Q3: Can Maltrail be used along with other IDS/IPS solutions?

• A3: Yes. Maltrail can be used without any conflicts with any known IDS/IPS solutions, including open-source ones. Maltrail has its own approach to malicious network traffic detection, which can either be used as a dedicated or complementary solution to other IDS/IPS solutions.

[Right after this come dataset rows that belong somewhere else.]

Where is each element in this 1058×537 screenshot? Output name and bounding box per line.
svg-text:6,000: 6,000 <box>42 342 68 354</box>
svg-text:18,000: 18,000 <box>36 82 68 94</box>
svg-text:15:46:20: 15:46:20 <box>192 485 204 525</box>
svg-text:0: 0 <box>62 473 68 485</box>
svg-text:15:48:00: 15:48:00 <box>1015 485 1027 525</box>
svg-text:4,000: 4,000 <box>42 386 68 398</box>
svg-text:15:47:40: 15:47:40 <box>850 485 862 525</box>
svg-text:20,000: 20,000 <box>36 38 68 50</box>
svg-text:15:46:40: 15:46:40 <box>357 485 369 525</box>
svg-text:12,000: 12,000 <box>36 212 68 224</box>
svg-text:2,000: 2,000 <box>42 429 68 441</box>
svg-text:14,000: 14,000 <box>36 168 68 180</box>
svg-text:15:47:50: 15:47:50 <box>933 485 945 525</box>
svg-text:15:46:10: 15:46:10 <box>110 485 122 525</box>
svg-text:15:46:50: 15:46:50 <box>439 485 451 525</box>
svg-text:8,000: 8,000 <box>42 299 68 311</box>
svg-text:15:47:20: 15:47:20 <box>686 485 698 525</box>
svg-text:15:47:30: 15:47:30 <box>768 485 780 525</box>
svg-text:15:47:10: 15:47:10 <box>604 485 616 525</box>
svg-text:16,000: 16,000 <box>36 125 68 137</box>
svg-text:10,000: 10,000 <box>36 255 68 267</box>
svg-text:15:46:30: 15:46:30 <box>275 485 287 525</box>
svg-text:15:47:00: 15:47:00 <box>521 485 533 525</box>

Q4: What OS does Maltrail support?

• A4: Maltrail is written in Python, so it should be portable to any OS. Nevertheless, Maltrail has been originally written for Linux systems, while recently ported to *BSD systems.

Q5: Can Maltrail be integrated into other solutions?

• A5: Yes. An updated list of products, which use Maltrail, can be found on Maltrail Third-party Integrations page.

Q6: I have discovered a vulnerability in Maltrail code. How can I report about it?

• A6: Meet the action algorithm in Reporting Maltrail Security Vulnerability description.